Août 2023, une canicule tardive historique dans le sud
La canicule d’août 2023 s’est déroulée très tardivement, entre le 17 et le 24 août à l’échelle nationale, mais elle a duré près de deux semaines dans certaines régions du sud et du centre-est. Elle a principalement concerné l’Occitanie, la vallée du Rhône, l’Auvergne-Rhône-Alpes et la Provence.
Sous un puissant dôme de chaleur, la température de l’air en altitude a atteint des niveaux exceptionnels, avec un isotherme 0°C situé vers 5 200 mètres au-dessus des Alpes. Le thermomètre a culminé à 44,4°C à Salindres, dans le Gard, tandis que de nombreux records absolus ont été battus dans la moitié sud.
Moins étendue que celle de 2003, cette canicule a été particulièrement remarquable par sa date tardive. Les quatre journées du 21 au 24 août ont été les plus chaudes jamais observées en France après un 15 août.
Août 2025, onze jours de chaleur extrême au sud
Plus récemment, la vague de chaleur du 8 au 18 août 2025 a duré 11 jours. Elle s’est concentrée sur la moitié sud, avec deux pics particulièrement intenses autour des 11-13 puis du 16 août.
Les 40°C ont été fréquemment dépassés dans le sud-ouest et le centre-est. On a relevé 43,4°C à Monpazier, mais aussi 42,3°C à Angoulême, 42,1°C à Bergerac et 42,6°C à Romans-sur-Isère. Dans plusieurs villes méditerranéennes, les nuits tropicales se sont succédé pendant la totalité de l’épisode.
Cette canicule est devenue la deuxième plus longue observée en août à l’échelle nationale derrière celle de 2003. Elle a également aggravé la sécheresse et le risque d’incendie dans une moitié sud déjà très fragilisée.
Pourquoi les canicules d’août peuvent-elles être redoutables ?

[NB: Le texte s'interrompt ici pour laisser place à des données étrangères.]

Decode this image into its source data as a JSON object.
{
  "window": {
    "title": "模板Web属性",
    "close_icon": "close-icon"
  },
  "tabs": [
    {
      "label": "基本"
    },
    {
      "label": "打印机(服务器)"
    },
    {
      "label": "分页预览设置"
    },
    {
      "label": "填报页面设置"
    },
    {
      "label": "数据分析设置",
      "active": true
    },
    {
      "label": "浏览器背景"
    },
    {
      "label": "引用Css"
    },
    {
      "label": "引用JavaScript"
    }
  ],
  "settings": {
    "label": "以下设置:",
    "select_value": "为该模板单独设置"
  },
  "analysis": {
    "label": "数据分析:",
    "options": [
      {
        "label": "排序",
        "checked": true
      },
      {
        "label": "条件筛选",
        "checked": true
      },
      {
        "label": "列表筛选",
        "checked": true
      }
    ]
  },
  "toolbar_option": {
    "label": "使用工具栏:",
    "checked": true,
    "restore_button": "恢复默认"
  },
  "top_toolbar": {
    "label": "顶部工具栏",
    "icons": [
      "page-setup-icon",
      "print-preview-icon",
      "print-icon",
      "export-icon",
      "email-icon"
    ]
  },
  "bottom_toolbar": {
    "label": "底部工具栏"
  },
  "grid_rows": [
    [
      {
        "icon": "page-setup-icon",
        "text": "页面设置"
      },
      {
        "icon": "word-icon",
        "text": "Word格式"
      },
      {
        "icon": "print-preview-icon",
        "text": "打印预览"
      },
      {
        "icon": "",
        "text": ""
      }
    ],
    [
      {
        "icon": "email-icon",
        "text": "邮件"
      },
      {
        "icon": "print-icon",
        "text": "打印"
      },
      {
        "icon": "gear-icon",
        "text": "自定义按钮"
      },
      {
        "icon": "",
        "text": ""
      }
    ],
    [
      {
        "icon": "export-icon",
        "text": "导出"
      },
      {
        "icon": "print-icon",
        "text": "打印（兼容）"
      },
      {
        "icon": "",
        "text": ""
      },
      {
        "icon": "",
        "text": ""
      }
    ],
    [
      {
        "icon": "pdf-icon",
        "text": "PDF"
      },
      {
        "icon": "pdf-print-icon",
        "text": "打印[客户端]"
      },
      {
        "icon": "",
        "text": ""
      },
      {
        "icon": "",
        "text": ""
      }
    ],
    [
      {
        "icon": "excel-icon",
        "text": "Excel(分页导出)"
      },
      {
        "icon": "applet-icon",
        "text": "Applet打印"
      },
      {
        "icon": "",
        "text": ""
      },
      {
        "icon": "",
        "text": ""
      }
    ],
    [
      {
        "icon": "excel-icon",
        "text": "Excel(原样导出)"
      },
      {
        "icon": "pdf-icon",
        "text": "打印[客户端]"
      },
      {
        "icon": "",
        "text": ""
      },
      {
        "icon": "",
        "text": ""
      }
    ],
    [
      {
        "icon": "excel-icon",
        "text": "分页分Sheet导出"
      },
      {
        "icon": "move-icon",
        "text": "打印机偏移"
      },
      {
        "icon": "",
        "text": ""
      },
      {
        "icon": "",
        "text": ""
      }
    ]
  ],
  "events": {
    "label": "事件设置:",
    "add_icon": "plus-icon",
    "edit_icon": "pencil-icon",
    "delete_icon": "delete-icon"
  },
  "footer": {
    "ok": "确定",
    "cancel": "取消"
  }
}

En août, les sols ont souvent accumulé plusieurs semaines de sécheresse et de chaleur. Lorsque des hautes pressions se renforcent sur l’Europe, elles peuvent bloquer le flux océanique et permettre à une masse d’air subtropicale de remonter depuis l’Espagne ou l’Afrique du Nord.
Les sols secs amplifient alors le phénomène : l’énergie solaire ne sert plus à évaporer l’humidité, mais à réchauffer directement l’air. La chaleur devient plus intense le jour, tandis que les bâtiments et les villes restituent une partie de cette énergie pendant la nuit.
La comparaison historique montre aussi une nette accélération récente. Sur les principaux épisodes recensés, la majorité des canicules d’août les plus marquantes se sont produites depuis les années 2000.
Août 2026 peut-il rejoindre cette liste ?
Après quatre canicules depuis le début de la saison estivale, l’été 2026 présente déjà un caractère exceptionnel.
Une nouvelle hausse des températures est prévue pour la semaine prochaine, mais il reste encore trop tôt pour confirmer une cinquième canicule. Sa durée, l’intensité des températures nocturnes et l’extension géographique de la chaleur seront déterminantes.
L’histoire montre toutefois qu’une canicule d’août peut devenir très sévère lorsqu’un blocage anticyclonique s’installe durablement. Dans un pays déjà marqué par la sécheresse, les incendies et la fatigue accumulée depuis le début de l’été, tout nouvel épisode devra être suivi avec une attention particulière.